魅惑のヴァンパイア
こんな小さな子供から、そうやって生きているなんて言葉が出てくるとは思わなかった。


こんな小さな子供から、励まされるなんて……。


「ねねちゃんも辛かったんだね。ありがとう」


 私はねねちゃんを抱きしめた。


自分の辛さがちっぽけに感じた。


 皆、痛みを背負って生きている。


こんな小さな子でも。

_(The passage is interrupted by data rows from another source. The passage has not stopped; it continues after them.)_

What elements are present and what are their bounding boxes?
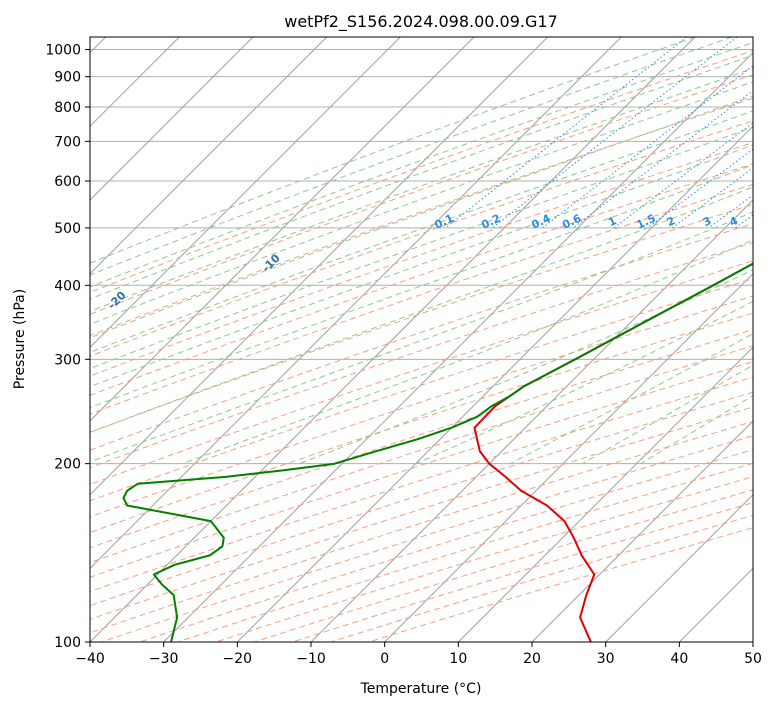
dry-adiabat-line [90, 329, 753, 549]
plot-frame [89, 36, 754, 643]
moist-adiabat-line [90, 110, 753, 353]
temperature-line [473, 262, 753, 642]
mixing-ratio-lines [445, 37, 753, 229]
moist-adiabat-line [90, 81, 753, 325]
x-tick-label: 30 [597, 651, 615, 667]
isotherm-line [90, 37, 475, 422]
isotherm-line [384, 272, 753, 642]
x-tick-label: 40 [670, 651, 688, 667]
x-tick-label: 20 [523, 651, 541, 667]
x-tick-label: −20 [223, 651, 253, 667]
moist-adiabat-line [90, 54, 753, 300]
x-tick-label: −30 [149, 651, 179, 667]
moist-adiabat-line [90, 67, 753, 312]
y-tick-label: 800 [54, 100, 81, 116]
moist-adiabat-line [90, 37, 732, 276]
dry-adiabat-line [90, 278, 753, 502]
dry-adiabat-line [90, 97, 753, 337]
dry-adiabat-line [90, 183, 753, 415]
moist-adiabat-line [90, 37, 696, 264]
x-tick-label: 50 [744, 651, 762, 667]
y-tick-label: 400 [54, 278, 81, 294]
y-tick-label: 100 [54, 635, 81, 651]
dry-adiabat-lines [90, 50, 753, 642]
dry-adiabat-line [90, 260, 753, 485]
isotherm-line [457, 346, 753, 642]
moist-adiabat-lines [90, 37, 753, 465]
isotherm-lines [90, 37, 753, 642]
y-tick-label: 200 [54, 457, 81, 473]
moist-adiabat-line [90, 211, 753, 463]
adiabat-labels: 0.10.20.40.611.52346810131620253036-100-… [105, 212, 740, 312]
y-tick-label: 500 [54, 221, 81, 237]
x-tick-label: −40 [75, 651, 105, 667]
x-tick-label: 10 [449, 651, 467, 667]
x-axis-label: Temperature (°C) [360, 681, 482, 697]
y-tick-label: 700 [54, 134, 81, 150]
plot-area: 0.10.20.40.611.52346810131620253036-100-… [90, 37, 753, 642]
moist-adiabat-line [90, 41, 753, 288]
dry-adiabat-line [90, 223, 753, 451]
dry-adiabat-line [90, 142, 753, 377]
chart-title: wetPf2_S156.2024.098.00.09.G17 [284, 12, 558, 32]
isotherm-line [90, 37, 328, 275]
dry-adiabat-line [90, 120, 753, 357]
isotherm-line [90, 37, 622, 570]
mixing-ratio-line [572, 90, 753, 229]
mixing-ratio-line [672, 167, 753, 229]
y-tick-label: 300 [54, 352, 81, 368]
y-axis-ticks: 1000 900 800 700 600 500 400 300 200 100 [45, 43, 90, 651]
mixing-ratio-line [542, 65, 753, 229]
dewpoint-line [122, 262, 753, 642]
y-tick-label: 1000 [45, 43, 81, 59]
isotherm-line [605, 493, 753, 642]
isotherm-line [163, 51, 753, 642]
x-tick-label: −10 [296, 651, 326, 667]
dry-adiabat-line [90, 163, 753, 396]
dry-adiabat-line [90, 391, 753, 607]
dry-adiabat-line [90, 50, 753, 293]
isotherm-line [531, 420, 753, 642]
dry-adiabat-line [90, 74, 753, 315]
y-tick-label: 900 [54, 70, 81, 86]
moist-adiabat-line [90, 126, 753, 370]
dry-adiabat-line [90, 312, 753, 534]
x-axis-ticks: −40 −30 −20 −10 0 10 20 30 40 50 [75, 642, 762, 667]
isotherm-line [90, 37, 549, 496]
mixing-ratio-line [492, 37, 738, 229]
pressure-gridlines [90, 49, 753, 642]
isotherm-line [90, 37, 254, 201]
data-series [122, 262, 753, 642]
moist-adiabat-line [415, 300, 753, 465]
isotherm-line [90, 37, 401, 349]
x-tick-label: 0 [380, 651, 389, 667]
y-tick-label: 600 [54, 174, 81, 190]
y-axis-label: Pressure (hPa) [12, 289, 28, 389]
isotherm-line [236, 125, 753, 642]
moist-adiabat-line [90, 164, 753, 409]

あんなに明るく見えた人達でも。


 身体に抱えきれないほどの、寂しさと悲しみを秘めながら、太陽の下では明るく元気に振る舞っているんだ。


そうやって、生きているんだ。


 生きるって、そういうことなんだ。


 もっと強くなりたい。


守られるだけじゃなくて、守る存在になりたい。


内気な自分、卑屈な自分を変えたい。


愛する人を守れる自分になりたい。


 私は、お腹の子を守る。


ヴラドと愛し合って授かったこの子を守る。


 お母さんが、弱虫だったら子供が笑えなくなる。


ねねちゃんのお母さん達みたいに、力強く生きたい。


「ねねちゃん、ありがとう。お姉ちゃん、これから頑張れそうだよ」


 ねねちゃんはとびきりの笑顔を見せた。


痛みを知る者は、その分、優しくなれる。


強くなれる。


 大丈夫、私は変われる。


だって、お母さんになるんだから。